B.C. developers urge ease to Canada's foreign buyer's ban to revive housing projects
According to the letter, new housing starts in B.C. fell by 50 per cent between March 2024 and March 2025, plunging from 4,867 to 2,379 units. Year-to-date condo and multi-family housing starts are down 22 per cent in B.C. and 29 per cent in Ontario.
Within Metro Vancouver, some major condominium projects and developers have been going under receivership due to the challenges with meeting pre-sale targets, with the most recent notable example being the issues with the 60-storey The Curv tower in downtown Vancouver, which would have achieved 357 strata market ownership condominium homes and 176 secured purpose-built market rental homes.
There have also been layoffs at some of B.C.’s largest real estate development and marketing firms.
“Housing projects across the country are being cancelled or delayed because they are no longer viable. Moreover, we are delivering housing at a cost that people cannot afford to purchase. I will say it again — this is a cost-of-deliver crisis,” wrote Beau Jarvis, the president and CEO of Wesgroup Properties, in an announcement last month on challenging layoffs at his company. It should be noted that Wesgroup is not among the list of signatories for the letter.
Developers warn that if these trends continue, the long-term supply of homes will fall further behind demand, worsening affordability instead of improving it, with the impacts on housing supply and affordability felt years from now — given that projects take years to design, plan, receive permitting, market, and build.
“New condo development requires pre-sales to meet financing thresholds, part of which relies on investor-focused buyers,” reads the new letter to government officials shared with Daily Hive Urbanized this morning, referring to the minimum number of homes that must be sold in pre-sale for developers to access construction financing.

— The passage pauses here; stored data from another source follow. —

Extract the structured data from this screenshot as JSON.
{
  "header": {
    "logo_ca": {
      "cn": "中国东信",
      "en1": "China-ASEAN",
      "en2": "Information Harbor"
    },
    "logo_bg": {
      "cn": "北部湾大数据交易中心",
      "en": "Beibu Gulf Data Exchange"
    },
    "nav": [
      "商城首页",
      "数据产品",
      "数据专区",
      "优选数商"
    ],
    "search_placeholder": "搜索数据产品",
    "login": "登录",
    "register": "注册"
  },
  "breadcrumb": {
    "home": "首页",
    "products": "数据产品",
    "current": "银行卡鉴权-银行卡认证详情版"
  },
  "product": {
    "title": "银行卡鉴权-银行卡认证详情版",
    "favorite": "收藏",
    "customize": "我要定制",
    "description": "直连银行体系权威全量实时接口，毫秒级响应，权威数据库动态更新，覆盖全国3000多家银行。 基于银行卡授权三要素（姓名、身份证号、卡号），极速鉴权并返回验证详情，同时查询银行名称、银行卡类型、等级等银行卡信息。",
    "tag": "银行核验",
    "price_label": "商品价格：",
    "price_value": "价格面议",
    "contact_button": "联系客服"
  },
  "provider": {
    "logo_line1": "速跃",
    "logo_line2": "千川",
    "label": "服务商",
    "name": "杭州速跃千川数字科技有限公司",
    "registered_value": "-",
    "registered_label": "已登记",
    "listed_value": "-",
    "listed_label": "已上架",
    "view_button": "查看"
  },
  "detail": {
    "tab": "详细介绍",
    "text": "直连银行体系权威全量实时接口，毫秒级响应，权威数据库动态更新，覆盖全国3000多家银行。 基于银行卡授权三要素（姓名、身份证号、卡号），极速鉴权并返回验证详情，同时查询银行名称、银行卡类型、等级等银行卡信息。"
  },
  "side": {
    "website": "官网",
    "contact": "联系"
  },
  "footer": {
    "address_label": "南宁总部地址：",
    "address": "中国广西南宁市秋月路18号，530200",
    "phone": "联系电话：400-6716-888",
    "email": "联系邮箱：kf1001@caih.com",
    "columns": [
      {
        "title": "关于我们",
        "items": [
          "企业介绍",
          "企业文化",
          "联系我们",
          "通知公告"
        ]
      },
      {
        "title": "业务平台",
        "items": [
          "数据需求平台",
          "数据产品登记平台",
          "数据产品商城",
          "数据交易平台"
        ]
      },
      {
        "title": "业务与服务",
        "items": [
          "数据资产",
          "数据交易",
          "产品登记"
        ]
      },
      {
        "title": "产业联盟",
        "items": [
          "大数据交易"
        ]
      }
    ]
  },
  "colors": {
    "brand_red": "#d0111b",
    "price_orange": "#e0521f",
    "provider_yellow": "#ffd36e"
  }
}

The industry leaders point to Australia’s 2025 housing reforms as a potential model for Canada, allowing foreign investment in newly constructed homes and pre-sales while continuing to restrict foreign purchases of existing homes. New Zealand also has similar exemptions.
They argue that similar adjustments in Canada could result in a “revitalization” of the real estate and construction activity, while maintaining protections for local buyers.
“Our direct request to government is simply this: the new home construction industry is vital to the BC economy, and the national foreign buyer ban and provincial foreign buyer tax need to be reconsidered, or modified along the lines of the Australian model,” reads the letter.
“With coordinated action between federal and provincial governments, similar measures could meaningfully accelerate housing starts, address structural challenges in the building industry, thus improving long-term affordability for British Columbians. These strategies merit serious consideration at both levels of government.”
Under the federal government’s Prohibition on the Purchase of Residential Property by Non‑Canadians Act, enacted since January 2023, most non‑Canadian individuals and non‑Canadian-controlled entities cannot purchase residential property in Canada (up to three dwelling units) in Census Metropolitan Areas and Agglomerations. The ban is set to expire in January 2027, following a two‑year extension announced in February 2024.
The coalition is urging the federal government to take action in a timely manner, well before the 2027 expiration of the ban.
In March 2023, under pressure from the industry and other stakeholders, the federal government eased parts of its foreign homebuyer ban to address unintended impacts. The changes allowed temporary residents on valid work permits to buy one property, lifted restrictions on purchasing vacant land, raised the foreign ownership threshold in Canadian companies from three per cent to 10 per cent, and permitted non‑Canadians to buy property for genuine development purposes, while maintaining overall limits on speculative foreign investment.
This is further compounded by the B.C. government’s foreign buyers’ tax since 2016, as well as other interventionist policies on housing demand on both a provincial and local level.
The 26 signatories of the letter to the various federal and provincial leaders include the heads of Abstract Developments, Ascend Projects, Amacon, Beedie Living, Bonnis Properties, Cressey Group of Companies, Contour Developments, Edgar Development, Enrich Developments, Executive Group, GMC Projects, ICBA, Infinity Group, Intracorp, Mosaic Homes, PATH Developments, Persis, Polygon, Pooni Group, Strand Development, Wall Financial Corporation, Weathervane Real Estate, Wesbild, and Westbank.
The appeal adds to a growing debate over Canada’s approach to housing policy. While recent federal and provincial measures targeted speculative demand and international investment in an effort to cool home prices, critics say these restrictions have reduced private capital for new developments without addressing the underlying barriers to supply, such as high construction costs, long permitting timelines, and labour shortages.
Newly built individual investor privately owned condominiums also previously accounted for the leading proportion of Metro Vancouver’s new rental housing supply. In more recent years, new developer-owned secured purpose-built rental housing saw a major resurgence, but such new projects entering construction are also beginning to taper off due to exceedingly high construction costs and development fees.
Although there will be a sharp increase in newly built secured purpose-built rental housing over the short term from the projects that squeaked past the finish line before economic conditions worsened further, this represents a double-whammy in rental housing supply over the long term.